Aconite and Forget-me-not.
To you who I’ve haunted, will you listen? I have whispered stories in your ear and did you hear them? They were both your stories and mine, your sins and yes, mine too, and when I paid for both of us, you thought yourself free. So I came, did I not, to remind you. I have been the footfalls behind you in the dark, tasting your hastened breathing and sharpening my teeth on joy. When the mirror caught you slantwise and your eyes were not your own, I traced your shivering skin and drank you in. I dressed in moonlight in your garden, seeding aconite and forget-me-not, death and memory, and sent mice to sink their claws into your defences. Let them erode your walls, I thought, bring down the barricades between guilt and denial, make tinder of your absolution. I have been your ghost, your past and present but Oh, the weight of it.
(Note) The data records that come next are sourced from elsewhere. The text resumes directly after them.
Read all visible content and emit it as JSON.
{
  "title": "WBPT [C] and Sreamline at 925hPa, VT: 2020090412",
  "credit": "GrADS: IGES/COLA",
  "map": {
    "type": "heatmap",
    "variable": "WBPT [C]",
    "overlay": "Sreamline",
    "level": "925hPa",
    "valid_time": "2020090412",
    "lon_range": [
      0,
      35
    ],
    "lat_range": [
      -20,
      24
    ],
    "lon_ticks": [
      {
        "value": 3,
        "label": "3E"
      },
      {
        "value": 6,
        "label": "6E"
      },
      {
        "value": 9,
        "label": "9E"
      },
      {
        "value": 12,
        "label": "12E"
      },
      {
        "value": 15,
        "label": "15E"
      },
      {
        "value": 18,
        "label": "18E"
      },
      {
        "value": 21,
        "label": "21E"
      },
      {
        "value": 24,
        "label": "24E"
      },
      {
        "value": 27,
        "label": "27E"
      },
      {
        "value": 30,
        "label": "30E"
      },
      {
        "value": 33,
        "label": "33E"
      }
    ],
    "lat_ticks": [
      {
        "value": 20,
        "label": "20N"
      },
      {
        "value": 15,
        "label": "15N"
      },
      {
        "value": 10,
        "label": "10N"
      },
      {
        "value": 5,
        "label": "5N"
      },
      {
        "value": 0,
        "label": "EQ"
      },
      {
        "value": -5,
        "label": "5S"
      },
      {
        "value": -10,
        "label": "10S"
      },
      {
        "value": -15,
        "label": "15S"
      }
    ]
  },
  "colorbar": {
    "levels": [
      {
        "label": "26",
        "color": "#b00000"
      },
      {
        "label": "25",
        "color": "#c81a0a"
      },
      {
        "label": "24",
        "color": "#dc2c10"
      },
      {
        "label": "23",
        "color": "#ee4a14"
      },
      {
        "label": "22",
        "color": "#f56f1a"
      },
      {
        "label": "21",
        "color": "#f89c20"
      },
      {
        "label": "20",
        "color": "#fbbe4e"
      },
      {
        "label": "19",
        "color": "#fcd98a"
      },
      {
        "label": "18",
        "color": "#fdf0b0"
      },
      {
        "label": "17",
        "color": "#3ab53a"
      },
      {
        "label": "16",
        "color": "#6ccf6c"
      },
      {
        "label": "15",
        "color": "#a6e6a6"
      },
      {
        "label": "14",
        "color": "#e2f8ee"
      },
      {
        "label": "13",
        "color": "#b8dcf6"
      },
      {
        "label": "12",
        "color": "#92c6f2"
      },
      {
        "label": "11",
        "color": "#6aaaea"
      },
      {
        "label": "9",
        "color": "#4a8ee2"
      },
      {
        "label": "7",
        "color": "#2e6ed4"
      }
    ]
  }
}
The days breathe on for aeons, suspend me in amber, and the weight of anger become my flesh, my anchor. I did not know the depths of it, but now perhaps I do. Down in the darkness, they are the same, anger, grief, bitter almonds and last year’s bones. I did not know, but now I do, and I am so weary.
So I swear to let you rest. I have drunk your fear, sung your guilt, and I envy now your proximity to sleep and of your sleep, its finite wonder. I swear I will let you walk in shadows unmolested and sit alone without dread. I will give you this, and more, when you sleep I will let shame wash itself clean, become repentance, and it will be enough. Enough now. Only I ask of you this. Bring me flowers in the evening, when the mist rises over me like blankets and the grass gathers its tears. I have haunted you with your guilt but never asked you for your sorrow, and so I ask it now.
Please. Bring me flowers in the evening, then we shall sleep.